Technological shocks and democratic politics- BFF or frenemies?
From the invention of the plough to the world wide web, technology has transformed economic, political, and social arrangements. The impact of technological change on wages and inequality have been well documented. But how do studies in historical political economy inform our understanding of the relationship between technological shocks and politics?
Recent works by scholars working in regions as different as the United States and India suggest that the link isn’t always rosy. In a recent book, Carles Boix compares and contrasts the ways in which technology transformed American politics at the beginning and at the end of the 20th century.
Boix argues that a specific form of capitalism which he labels “Detroit Capitalism” came to dominate early 20th century America. In this era, well-run assembly lines, spotless factories and a balance of power between corporations, unions, and governments resulted in dramatically improved employee wellbeing, better pay for labor, and falling inequality. These changes undercut the radicalism of left-wing parties and moderated politics. Technological innovations in machinery, communication and transportation rewarded semi-skilled labor, and aligned the interests of skilled labor with those of capital. These “joint gains” also moderated right-wing parties. Importantly, the rewards to labor from these technology shifts resulted in lower income and wealth inequality that stabilized American politics for a good part of the 20th century.
In stark contrast, starting in the 1970s, a growth in automation, an explosion of the information economy, and greater global integration have reversed those gains – American labor has become dispensable, wages for the lower half of the income distribution remain stagnant, and the goals of capital and labor are now at odds with each other. This has resulted in weaker parties and greater extremism in today’s politics.
While Boix’s book provides insights on how the changing nature of technology in manufacturing shaped politics, two studies by Aditya Dasgupta, one on India and the other on the US, offer clues on how technology disrupts politics through agriculture .
In a recent working paper, Dasgupta shows that rural American voters weren’t always conservative party voters. In fact, up until the early 20th century, rural areas of the country voted for the Democratic party or for the populist party in large numbers. He argues that technological shifts changed the economic landscape of rural America. Technology made agriculture not only more productive but also more capital intensive.
Technology in this way wrought distributional changes — it drastically reduced the number of small family farms that were typically Democratic party voters. Instead, technology created upwardly mobile farmers and agribusinesses that preferred weaker regulation and conservative economic policies.
Dasgupta examines the effects of the the invention of ground motor pumps that enabled farmers to tap into ground-water to irrigate arid land. In order to do so, he relies on a natural experiment in the Great Plains: the extent of untapped groundwater. The availability of this natural resource would create winners and losers after pumps were invented. Using a diff-in-diff design as well as a spatial matching design along the Ogallala aquifer, he shows how technological shifts shaped partisan realignment towards the Republican party over the century as shown in Figure 1 below.

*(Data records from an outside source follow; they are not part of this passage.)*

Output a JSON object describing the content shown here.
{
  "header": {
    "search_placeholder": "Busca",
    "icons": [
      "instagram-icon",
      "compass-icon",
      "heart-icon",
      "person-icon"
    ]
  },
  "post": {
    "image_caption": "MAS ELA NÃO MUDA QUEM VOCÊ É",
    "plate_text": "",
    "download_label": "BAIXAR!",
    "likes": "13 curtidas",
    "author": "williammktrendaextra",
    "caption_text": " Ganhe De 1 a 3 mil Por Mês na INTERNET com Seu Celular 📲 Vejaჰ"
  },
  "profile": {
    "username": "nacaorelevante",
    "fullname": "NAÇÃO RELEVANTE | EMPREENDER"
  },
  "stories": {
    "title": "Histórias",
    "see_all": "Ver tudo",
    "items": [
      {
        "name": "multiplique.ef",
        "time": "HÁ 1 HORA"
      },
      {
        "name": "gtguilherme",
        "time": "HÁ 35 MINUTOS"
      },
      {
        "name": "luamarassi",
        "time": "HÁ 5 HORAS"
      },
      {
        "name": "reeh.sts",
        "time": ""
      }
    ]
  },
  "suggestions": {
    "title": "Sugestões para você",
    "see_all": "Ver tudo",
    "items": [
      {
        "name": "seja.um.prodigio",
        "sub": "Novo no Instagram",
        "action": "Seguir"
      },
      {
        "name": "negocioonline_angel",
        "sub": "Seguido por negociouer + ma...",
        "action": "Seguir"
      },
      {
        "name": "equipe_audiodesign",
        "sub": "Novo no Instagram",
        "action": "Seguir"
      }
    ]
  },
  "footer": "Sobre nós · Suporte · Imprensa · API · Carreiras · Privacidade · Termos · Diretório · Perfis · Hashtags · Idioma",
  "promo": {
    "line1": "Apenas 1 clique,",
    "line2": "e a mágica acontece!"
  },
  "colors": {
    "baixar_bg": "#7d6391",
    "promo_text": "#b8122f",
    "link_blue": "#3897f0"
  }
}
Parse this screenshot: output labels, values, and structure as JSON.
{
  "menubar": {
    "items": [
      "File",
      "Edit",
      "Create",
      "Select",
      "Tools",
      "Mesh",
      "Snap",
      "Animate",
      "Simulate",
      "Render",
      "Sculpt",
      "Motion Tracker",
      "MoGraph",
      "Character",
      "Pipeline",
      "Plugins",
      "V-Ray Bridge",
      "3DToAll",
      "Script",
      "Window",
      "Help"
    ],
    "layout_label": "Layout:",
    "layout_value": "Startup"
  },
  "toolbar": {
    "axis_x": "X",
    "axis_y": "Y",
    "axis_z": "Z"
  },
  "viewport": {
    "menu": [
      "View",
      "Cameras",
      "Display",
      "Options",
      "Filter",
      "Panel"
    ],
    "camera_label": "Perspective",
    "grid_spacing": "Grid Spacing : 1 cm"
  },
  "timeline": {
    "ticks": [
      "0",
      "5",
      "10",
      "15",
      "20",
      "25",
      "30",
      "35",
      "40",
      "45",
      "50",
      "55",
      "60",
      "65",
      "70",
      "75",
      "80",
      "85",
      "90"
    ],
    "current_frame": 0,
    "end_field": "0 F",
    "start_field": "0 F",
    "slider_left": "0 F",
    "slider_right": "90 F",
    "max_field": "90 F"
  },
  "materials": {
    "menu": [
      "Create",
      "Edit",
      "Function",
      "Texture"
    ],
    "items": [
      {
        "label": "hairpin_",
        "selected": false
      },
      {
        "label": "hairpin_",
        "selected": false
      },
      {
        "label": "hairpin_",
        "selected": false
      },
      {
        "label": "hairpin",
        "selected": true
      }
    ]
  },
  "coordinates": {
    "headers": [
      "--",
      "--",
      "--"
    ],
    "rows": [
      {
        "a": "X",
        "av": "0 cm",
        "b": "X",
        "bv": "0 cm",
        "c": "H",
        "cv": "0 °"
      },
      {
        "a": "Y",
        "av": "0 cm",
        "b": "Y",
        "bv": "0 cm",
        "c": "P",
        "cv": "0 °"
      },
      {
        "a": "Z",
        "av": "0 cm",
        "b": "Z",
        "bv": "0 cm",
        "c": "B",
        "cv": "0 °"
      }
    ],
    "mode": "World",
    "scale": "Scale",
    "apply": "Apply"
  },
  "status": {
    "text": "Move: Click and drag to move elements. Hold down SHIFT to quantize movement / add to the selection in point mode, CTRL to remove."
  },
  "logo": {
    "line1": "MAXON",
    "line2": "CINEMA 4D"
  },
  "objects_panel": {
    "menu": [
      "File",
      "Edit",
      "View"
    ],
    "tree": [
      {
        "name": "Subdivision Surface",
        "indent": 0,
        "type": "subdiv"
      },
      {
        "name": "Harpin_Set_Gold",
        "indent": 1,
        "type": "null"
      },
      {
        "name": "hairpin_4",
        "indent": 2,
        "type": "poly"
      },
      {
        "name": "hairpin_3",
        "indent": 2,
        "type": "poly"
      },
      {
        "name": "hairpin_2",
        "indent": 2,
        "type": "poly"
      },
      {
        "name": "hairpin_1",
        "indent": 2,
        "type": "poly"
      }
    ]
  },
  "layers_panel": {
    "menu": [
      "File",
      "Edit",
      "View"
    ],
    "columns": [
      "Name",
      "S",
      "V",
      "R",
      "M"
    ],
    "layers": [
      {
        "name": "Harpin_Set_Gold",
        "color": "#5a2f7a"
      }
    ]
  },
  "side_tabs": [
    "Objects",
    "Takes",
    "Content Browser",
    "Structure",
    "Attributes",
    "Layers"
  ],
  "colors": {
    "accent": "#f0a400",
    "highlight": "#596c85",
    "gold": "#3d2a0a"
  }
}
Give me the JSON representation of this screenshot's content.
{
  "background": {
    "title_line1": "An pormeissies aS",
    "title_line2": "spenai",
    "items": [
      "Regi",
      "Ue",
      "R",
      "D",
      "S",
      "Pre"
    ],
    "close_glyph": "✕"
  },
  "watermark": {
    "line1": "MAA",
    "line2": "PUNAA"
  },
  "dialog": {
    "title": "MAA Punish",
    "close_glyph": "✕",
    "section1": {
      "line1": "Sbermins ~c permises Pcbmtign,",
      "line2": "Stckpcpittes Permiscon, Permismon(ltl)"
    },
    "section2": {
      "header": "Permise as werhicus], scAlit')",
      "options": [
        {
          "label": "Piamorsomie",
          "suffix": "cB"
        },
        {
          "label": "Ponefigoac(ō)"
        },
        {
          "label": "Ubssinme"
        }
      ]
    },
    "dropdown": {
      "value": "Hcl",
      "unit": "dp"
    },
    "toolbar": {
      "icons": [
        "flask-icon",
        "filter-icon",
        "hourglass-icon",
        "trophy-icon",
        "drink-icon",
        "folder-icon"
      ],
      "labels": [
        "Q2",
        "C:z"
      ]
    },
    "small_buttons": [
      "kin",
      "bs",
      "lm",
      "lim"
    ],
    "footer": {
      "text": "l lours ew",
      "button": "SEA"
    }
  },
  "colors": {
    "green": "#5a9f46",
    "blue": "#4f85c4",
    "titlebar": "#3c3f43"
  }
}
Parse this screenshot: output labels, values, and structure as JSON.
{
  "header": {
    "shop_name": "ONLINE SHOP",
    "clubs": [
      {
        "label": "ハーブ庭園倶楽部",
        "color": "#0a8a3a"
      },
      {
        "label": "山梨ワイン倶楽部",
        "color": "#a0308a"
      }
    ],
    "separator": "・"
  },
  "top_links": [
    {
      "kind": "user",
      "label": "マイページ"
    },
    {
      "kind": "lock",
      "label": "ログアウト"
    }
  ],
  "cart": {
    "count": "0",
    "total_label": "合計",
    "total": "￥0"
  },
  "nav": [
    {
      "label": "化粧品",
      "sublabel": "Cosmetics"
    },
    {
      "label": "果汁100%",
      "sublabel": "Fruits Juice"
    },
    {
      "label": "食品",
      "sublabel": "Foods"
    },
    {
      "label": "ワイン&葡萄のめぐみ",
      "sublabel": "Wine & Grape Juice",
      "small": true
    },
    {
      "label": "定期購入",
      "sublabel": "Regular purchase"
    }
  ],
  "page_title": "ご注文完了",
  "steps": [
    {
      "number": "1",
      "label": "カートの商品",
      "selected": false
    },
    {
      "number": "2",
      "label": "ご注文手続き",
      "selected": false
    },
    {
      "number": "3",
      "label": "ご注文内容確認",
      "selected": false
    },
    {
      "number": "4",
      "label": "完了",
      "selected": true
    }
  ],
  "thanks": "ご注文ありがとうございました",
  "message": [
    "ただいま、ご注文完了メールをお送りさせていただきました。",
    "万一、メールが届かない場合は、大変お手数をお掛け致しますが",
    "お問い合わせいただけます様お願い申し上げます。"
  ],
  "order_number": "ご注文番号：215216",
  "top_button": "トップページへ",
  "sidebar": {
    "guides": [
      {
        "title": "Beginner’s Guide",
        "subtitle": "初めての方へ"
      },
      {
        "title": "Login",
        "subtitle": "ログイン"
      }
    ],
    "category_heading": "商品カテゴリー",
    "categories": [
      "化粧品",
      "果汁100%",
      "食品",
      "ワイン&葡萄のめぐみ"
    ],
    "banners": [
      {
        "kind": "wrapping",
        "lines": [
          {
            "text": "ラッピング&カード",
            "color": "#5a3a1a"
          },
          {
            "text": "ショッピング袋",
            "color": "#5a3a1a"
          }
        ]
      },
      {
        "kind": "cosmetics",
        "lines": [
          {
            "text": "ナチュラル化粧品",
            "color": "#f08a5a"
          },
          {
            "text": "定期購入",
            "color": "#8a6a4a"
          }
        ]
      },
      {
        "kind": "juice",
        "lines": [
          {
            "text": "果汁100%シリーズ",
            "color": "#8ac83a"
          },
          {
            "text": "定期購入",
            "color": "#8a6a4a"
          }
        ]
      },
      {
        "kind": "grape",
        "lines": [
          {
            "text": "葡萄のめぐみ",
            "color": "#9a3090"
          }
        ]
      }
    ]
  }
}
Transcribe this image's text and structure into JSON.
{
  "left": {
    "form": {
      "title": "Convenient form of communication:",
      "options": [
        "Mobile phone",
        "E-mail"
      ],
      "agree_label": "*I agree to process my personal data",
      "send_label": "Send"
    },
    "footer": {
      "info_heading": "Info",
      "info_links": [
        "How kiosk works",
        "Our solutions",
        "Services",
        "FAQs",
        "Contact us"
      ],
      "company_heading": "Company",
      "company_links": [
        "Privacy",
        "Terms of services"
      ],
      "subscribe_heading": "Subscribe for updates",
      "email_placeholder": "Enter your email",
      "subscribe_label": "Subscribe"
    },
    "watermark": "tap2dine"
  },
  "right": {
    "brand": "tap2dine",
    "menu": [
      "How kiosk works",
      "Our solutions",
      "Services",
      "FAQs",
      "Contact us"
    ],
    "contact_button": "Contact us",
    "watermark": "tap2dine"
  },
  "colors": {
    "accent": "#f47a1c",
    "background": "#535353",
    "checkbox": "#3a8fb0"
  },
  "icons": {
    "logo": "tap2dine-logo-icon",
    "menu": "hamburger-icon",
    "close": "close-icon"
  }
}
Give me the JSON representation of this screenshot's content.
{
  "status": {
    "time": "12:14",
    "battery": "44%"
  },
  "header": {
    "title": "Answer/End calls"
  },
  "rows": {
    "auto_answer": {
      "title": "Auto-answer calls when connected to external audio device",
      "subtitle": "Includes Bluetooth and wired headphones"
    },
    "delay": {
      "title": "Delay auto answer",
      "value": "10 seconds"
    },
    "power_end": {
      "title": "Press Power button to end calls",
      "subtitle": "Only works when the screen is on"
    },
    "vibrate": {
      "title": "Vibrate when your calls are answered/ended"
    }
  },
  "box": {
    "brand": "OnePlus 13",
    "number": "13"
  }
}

Dasgupta examines a similar phenomenon in India. He shows how the Green Revolution led to the end of single-party Congress dominance. In this paper he relies on a different natural experiment: the timing of the introduction of hardy high yield variety crops across India, as well as district-level variation in the conditions (especially irrigation) suitable for the crops. He argues that the crops cerated an upwardly mobile class of farmers who could now break away from the Congress, seek out their own political fortunes, and vie for policies that would benefit their class.
Importantly, the green revolution’s agricultural surplus incentivized groups to to seek valuable agricultural subsidies from the government. Consequently, the groups that mobilized were agrarian and regional opposition parties in India’s states and not the traditional parties like the Hindu nationalist parties or the left.
A central feature of the studies I have discussed here is that they center class interests. But technology not only results in distributional shifts across classes, it also holds the potential to disrupt racial or caste based hierarchies. While Dasgupta shows that the green revolution in India led to the rise of backward caste parties focused on increasing farmers’ policy influence, these very same castes faced a concerted political backlash when they attempted to parlay their economic mobility into greater educational or social mobility — as evidenced by upper caste reaction to affirmative action policies in the early 1990s. The link between technological shocks, ethnic inequality, and party-system ethnification that emerged in the 1990s needs further exploration.
Relatedly, while technological shifts have resulted in growing disaffection amongst white working classes it is not clear why non-white voters, who are also affected by the same wage stagnation and decreasing economic mobility, are not persuaded by anti-systemic appeals. Also, the era of “Detroit capitalism” was also the hey day of Jim Crow America. Given the racial and ethnic bases of support for parties in America and India, future studies that examine how technology shapes partisan appeal amongst different types of ethnic groups might hold interesting answers.
On the whole, however, these studies show that technology is a double-edged sword for democracy. Friendly when the distributional effects lift all boats, and antagonistic when it creates winners and losers.